What’s funny, though—and to synthesize everything I’ve written here—ordinarily I can’t instantly tell a hot pan is hot. I’ve scalded my hands a number of times as a result. I sometimes, unthinkingly, reduce the utensils I have to wash by turning frying bacon with my fingers. By extension, I often don’t notice when I suffer minor injury. I’ve accidentally shaved a chunk of flesh off my leg before and only noticed because I was tracking blood when I walked out of the bathroom. Paper cuts, scissor cuts, knife cuts are sensorily meaningless to me. I cut my fingernails to points—an easy modification to deal with hard-to-open packages—and never notice the damage I inflict on myself when I scratch an itch or clench my fists.

What the magnet has done for me is reveal, tactilely, that the body is not a walled garden, that its walls are not the only way to feel, that (to cop from Massumi, hopefully correctly) the sensory surfaces of the body can exist within it, that intensity can leap from the air to inside its known, outward materiality, that the incorporeal dimensions of the sensory event can stem from an incorporeal-corporeal, a place buried behind the body’s visual field and sensory walls… a new, incipient subjectivity? (Massumi, 2002, 14).

What I’m really saying is that, on top of compounding the sum of my worlds, magnetic vision has mitigated my tactile dysfunction.

When it comes to touch, I tend to rely a great deal on my visual field to tell me if what I’m touching is dangerous or safe. The fact that my sense of touch has changed, that the air itself can be tactile when I’m least expecting it, has shifted my attention inward, to the body, to my proprioceptive system of self-reference. I feel more now, which is enough of a reminder that a hot pan will cause feeling.
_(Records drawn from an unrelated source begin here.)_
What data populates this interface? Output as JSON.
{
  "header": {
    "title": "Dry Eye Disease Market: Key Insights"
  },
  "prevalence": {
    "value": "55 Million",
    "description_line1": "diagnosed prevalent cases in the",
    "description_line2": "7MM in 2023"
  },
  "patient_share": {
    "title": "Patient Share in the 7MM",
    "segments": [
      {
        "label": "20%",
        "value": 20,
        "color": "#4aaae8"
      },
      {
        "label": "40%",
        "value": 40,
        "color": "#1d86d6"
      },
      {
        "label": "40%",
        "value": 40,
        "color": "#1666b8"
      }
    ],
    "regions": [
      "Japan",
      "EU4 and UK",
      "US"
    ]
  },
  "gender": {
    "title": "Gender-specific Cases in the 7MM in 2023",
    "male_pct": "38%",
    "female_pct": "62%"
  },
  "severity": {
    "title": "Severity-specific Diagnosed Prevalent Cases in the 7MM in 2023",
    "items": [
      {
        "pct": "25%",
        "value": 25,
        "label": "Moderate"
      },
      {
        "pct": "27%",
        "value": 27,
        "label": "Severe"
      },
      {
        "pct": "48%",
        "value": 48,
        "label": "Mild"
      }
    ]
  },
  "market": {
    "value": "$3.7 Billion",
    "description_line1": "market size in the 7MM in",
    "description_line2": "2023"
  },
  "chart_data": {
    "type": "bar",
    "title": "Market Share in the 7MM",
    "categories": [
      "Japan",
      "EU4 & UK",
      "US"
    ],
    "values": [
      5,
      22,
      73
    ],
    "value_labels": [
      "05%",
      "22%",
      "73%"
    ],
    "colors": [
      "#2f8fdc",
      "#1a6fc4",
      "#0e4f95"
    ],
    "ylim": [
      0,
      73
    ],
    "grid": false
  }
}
I have a better sense of the space I occupy, and the awareness that there are invisible curves and corners in the world has made me better about the real curves that trip me, the real corners I can’t seem to fully walk around. I feel as though the simple act of reading space allows me to take up more space. And there is something charged and erotic in the act of writing on my laptop, the mediator of almost all my creative and academic thoughts; I can feel how it purrs and sputters when I type and save, when its fans turn on, when the hard drive whirs, and it feels as alive as what I put into it, it’s reassuring, it feels like knowledge production with the machine instead of just on one. Through the fibro-fog, novel sensations give me new clarity.
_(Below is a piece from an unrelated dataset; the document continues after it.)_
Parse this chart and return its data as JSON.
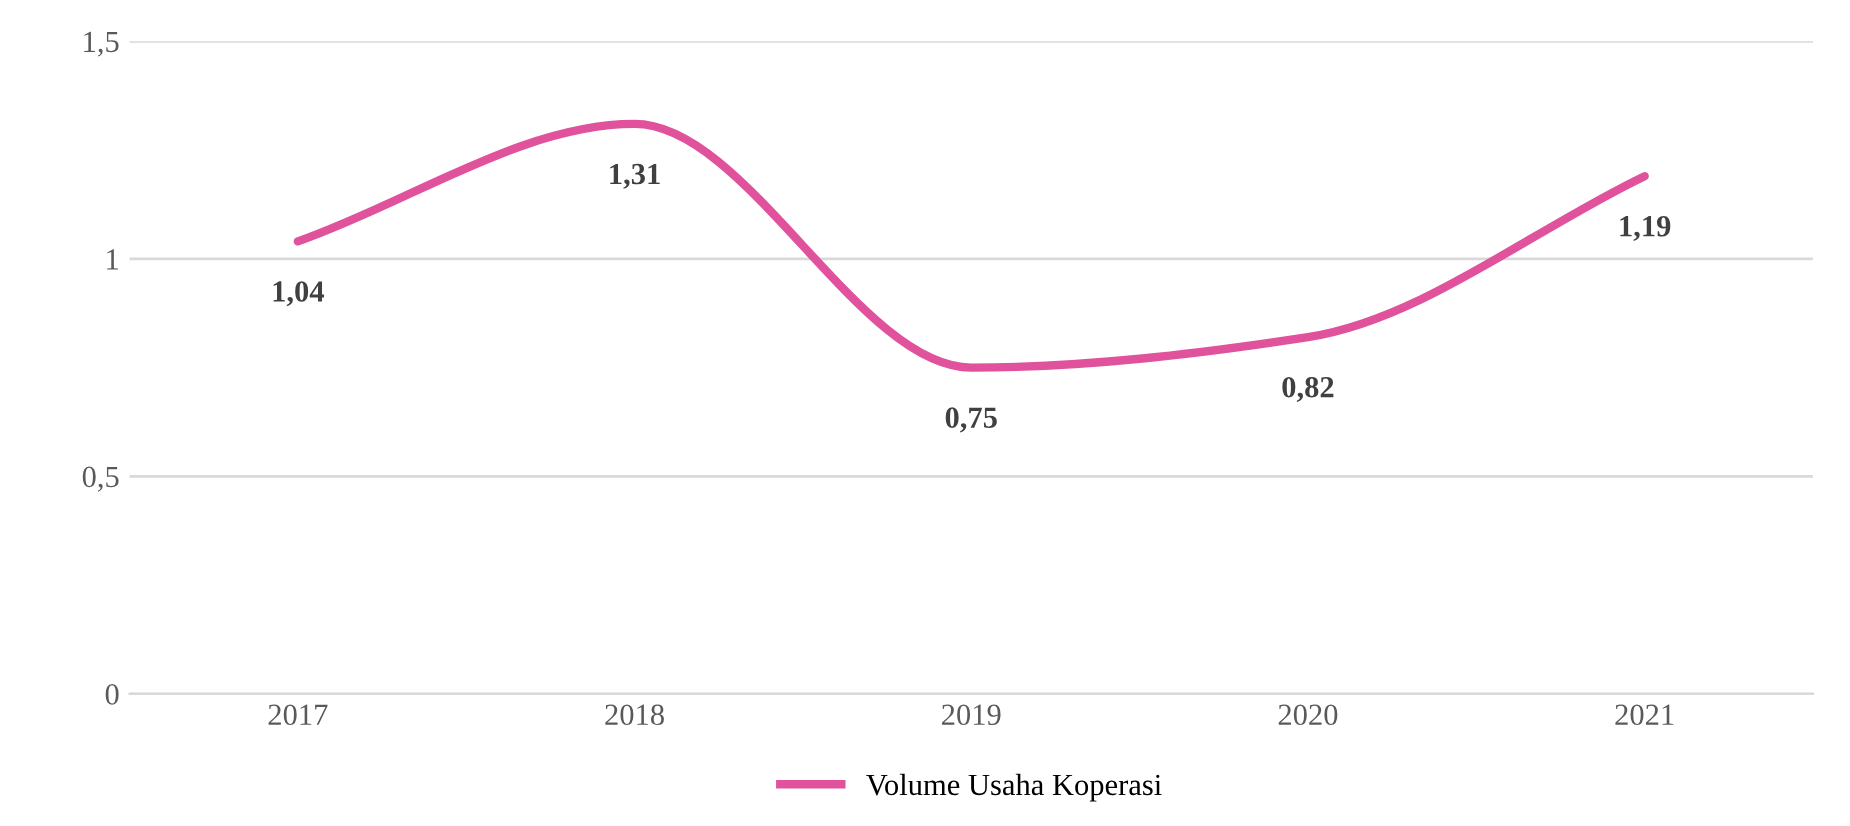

I wouldn’t say it’s a remedy. I wouldn’t say it couldn’t prove to be a kind of remedy, given time. Right now, all I can say is that it’s reconstituted what “touch” and “feeling” are for me in more ways than one. In becoming more aware of space, I am more aware of myself in space, and space as a medium, in relation to invisible fields I may or may not encounter as I walk, as I catch trains, as I sit and type. Where I might have intellectually considered what items in my life are made of, I am now instantly, physically aware of everything ferrous, an unasked-for molecular insight that has nevertheless expanded my intuitive understanding of materiality.

How can this be anything but communication, between the mind, the body, and the external spaces we modify with technology and thoughtlessly move through or use? It’s certainly a reminder that the body is a media system, that by teaching it new languages we stand to redefine disability, feeling, proprioception, mediation.